Along with the Book of Mormon, the LDS church has canonized The Pearl of Great Price and Doctrine and Covenants, also written by Joseph Smith. In general, Mormons have an open view of scripture, i.e., it can be added to by new revelations. On the other hand, Christianity holds a closed view of scripture, having canonized the books of the Bible by the 5th century CE.
Who is Jesus According to Christians and Mormons?
While Mormons and Christians share a great deal of terminology about who Jesus is and what he did, there are significant differences. Both groups recognize Jesus as the Son of God who came to earth to offer salvation to those who repent and believe in him for the atonement of their sins. The Book of Mormon also states that Jesus and God have a “divine unity”.
However, the LDS teaching about Jesus is decidedly nontrinitarian, putting it at odds with Christian tradition. In this view, Jesus had a “spiritual” body beforehand that somewhat resembled his physical body on earth. Mormons also believe that Jesus is the eldest of God’s children, not his only “begotten” Son. All people share this pre-existence state before starting their lives here on earth.
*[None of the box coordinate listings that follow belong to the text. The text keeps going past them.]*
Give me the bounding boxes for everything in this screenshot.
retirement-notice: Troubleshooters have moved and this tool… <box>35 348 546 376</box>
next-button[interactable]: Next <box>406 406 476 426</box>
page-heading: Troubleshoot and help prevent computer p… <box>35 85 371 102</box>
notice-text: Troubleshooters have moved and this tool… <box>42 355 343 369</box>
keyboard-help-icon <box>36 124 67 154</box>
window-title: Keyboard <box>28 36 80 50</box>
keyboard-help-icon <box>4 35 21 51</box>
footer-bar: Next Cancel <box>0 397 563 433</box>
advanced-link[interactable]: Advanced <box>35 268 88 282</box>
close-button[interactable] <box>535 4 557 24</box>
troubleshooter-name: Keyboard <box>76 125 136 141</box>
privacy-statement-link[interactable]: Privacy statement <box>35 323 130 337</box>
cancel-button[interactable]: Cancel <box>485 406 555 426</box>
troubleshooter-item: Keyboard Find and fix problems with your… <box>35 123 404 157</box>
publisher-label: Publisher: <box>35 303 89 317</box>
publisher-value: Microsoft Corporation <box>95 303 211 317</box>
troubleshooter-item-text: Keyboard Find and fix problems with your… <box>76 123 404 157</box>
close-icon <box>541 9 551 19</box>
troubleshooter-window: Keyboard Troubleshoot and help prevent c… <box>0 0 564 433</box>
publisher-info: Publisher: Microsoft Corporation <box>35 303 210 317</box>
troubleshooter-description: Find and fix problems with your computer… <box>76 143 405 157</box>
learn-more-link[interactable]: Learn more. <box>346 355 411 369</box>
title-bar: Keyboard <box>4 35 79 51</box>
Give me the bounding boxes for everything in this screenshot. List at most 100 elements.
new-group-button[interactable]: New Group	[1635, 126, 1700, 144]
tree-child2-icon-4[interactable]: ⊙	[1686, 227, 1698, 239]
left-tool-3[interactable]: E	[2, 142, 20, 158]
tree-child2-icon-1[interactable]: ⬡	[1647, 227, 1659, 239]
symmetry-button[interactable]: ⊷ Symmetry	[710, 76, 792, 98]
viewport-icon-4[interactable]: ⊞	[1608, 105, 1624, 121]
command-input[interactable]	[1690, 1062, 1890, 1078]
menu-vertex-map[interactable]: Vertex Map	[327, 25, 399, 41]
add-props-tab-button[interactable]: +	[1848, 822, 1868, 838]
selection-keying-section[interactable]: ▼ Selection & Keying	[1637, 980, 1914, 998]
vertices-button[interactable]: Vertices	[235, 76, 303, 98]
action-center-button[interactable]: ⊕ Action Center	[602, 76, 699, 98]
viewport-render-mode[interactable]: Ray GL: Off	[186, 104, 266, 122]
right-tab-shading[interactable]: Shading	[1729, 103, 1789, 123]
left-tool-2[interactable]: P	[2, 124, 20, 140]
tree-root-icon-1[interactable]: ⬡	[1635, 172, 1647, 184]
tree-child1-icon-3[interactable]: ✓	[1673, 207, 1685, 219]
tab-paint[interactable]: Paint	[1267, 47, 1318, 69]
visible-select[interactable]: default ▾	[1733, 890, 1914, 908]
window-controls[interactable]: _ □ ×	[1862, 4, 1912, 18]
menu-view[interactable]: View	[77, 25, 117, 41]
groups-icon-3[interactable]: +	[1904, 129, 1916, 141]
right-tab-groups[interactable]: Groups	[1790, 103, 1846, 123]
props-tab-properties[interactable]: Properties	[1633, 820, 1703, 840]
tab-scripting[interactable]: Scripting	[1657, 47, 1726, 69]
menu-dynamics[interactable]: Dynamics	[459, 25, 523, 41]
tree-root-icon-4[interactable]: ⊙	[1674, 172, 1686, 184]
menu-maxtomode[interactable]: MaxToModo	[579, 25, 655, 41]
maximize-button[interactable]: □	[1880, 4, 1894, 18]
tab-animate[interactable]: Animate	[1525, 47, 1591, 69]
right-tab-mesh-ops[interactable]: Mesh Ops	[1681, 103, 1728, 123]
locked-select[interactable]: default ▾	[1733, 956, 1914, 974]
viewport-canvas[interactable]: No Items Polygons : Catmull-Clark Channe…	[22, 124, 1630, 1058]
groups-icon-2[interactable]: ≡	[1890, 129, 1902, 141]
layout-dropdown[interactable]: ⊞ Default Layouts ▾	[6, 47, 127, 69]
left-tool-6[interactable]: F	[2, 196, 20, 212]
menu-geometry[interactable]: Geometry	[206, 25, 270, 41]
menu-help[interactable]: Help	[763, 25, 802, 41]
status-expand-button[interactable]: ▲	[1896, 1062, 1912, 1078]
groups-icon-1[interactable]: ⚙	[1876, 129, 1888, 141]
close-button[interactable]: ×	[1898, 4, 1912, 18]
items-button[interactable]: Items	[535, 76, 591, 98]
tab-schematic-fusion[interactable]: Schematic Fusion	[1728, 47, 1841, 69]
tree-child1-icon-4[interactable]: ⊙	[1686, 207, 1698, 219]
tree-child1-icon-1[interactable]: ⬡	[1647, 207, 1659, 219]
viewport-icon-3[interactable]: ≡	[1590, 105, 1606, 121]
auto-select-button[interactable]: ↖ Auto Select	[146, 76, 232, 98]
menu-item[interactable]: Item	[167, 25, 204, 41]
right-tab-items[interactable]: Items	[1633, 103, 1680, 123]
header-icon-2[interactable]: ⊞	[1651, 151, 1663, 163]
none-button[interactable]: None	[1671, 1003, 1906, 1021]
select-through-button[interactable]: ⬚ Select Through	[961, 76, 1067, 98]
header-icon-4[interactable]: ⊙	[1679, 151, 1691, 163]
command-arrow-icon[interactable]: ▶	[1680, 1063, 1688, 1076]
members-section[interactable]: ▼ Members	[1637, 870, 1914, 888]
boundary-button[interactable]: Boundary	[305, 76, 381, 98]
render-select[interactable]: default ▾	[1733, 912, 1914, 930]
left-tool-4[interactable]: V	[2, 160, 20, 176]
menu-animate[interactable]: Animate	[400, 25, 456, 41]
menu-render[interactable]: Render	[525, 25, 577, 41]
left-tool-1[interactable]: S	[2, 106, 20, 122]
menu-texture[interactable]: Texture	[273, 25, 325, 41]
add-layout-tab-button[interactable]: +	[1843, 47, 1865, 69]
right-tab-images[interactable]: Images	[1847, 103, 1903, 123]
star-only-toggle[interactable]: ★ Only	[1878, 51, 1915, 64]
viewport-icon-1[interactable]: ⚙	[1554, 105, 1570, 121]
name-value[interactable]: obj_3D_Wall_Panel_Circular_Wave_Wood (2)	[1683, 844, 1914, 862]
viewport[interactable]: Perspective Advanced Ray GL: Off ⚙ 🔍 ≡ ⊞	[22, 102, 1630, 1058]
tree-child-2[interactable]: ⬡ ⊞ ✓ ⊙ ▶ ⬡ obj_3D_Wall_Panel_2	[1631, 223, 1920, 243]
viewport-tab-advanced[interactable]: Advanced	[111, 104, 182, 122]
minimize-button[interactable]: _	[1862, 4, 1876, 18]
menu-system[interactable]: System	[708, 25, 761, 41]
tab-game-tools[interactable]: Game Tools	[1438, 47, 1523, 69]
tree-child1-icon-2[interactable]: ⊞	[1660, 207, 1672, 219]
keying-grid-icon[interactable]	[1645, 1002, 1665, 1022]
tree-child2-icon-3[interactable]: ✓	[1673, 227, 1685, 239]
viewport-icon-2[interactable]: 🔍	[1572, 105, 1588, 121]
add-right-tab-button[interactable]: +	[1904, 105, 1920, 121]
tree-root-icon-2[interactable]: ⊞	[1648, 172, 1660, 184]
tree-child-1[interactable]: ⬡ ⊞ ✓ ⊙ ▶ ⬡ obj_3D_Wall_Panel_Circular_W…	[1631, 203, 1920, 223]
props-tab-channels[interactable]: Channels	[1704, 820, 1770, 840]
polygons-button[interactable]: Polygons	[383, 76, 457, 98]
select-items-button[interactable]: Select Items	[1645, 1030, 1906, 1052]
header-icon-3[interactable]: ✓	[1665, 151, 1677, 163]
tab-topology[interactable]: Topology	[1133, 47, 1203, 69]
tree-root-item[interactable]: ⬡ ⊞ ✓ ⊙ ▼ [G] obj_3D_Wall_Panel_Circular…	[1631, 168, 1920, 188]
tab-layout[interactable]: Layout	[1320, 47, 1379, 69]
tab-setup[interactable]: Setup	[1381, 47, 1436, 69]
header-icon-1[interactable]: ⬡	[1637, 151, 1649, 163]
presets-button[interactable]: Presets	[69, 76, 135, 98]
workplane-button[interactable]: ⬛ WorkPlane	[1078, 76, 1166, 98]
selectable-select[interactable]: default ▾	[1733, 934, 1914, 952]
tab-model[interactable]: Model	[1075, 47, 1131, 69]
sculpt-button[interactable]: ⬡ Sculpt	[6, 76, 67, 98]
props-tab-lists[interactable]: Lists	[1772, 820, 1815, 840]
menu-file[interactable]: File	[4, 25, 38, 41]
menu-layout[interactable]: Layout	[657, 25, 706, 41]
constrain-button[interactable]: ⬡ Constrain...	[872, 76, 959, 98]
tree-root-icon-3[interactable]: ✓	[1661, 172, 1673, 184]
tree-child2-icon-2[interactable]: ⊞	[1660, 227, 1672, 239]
The idea of humans existing eternally as children of God factors prominently into the Mormon view of the cosmos, heaven, and salvation. These beliefs about the person of Jesus Christ stand in stark contrast to the Christology taught by the early church councils.
The creeds of Nicaea and Chalcedon state that Jesus the Son is one with the Father, unique in his eternal existence, conceived of the Holy Spirit, and since that time has been both fully God and fully human.
Mormon Understanding of Eternal Destiny
The Mormon understanding of the cosmos, heaven, and humanity is also different from traditional, orthodox Christian teaching. Again, the terminology is the same. Both have a plan of salvation or redemption, but the steps of the method are quite different.
Within Christianity, the plan of salvation is quite common among Protestant Evangelicals. It is a tool used to help explain Christian salvation to others. This plan of salvation typically includes the following:
- Creation – God made everything perfect, including humans.
- Fall – humans rebelled against God.
- Sin – every human has done wrong, and this sin separates us from God.
- Redemption – God made a way for humans to be forgiven through Jesus’ sacrifice for our sins.
- Glory – through faith in Jesus, a person can once again spend eternity with God.
Alternatively, the plan of salvation for Mormons begins with the idea of a pre-mortal existence. Every person existed before earth as a spiritual child of God. God then presented the following plan to his children:
- Birth – every person would be born in a physical body on earth.
- Testing – this physical life is a period of trial and testing of one’s faith.
There is a “veil of forgetfulness” which obscures our memories of pre-mortal existence, enabling humans to “walk by faith”. Humans also have the freedom to do either good or bad and are judged based on their choices. Through trial and testing in life, God’s children receive “exaltation,” the highest level of salvation where they can have fullness of joy, live in God’s presence, maintain their family eternally, and become gods who rule their own planet and have their own spirit children.
The one problem?
Due to this freedom of will, a savior was needed to offer repentance for sins. The pre-mortal Jesus volunteered to be this savior and take upon himself all the suffering of sin so that he and those who follow him can be resurrected. After the resurrection, people will face a final judgment where they will be assigned one of three places based on how they lived.
The Celestial Kingdom is the highest, followed by the Terrestrial Kingdom and then the Telestial Kingdom. Few, if any, are cast into outer darkness.
While most Mormons identify themselves as Christians, significant differences set the LDS church apart from the larger Christian tradition. These are mainly due to its restorationist foundation and the space this separation afforded for new theological teaching.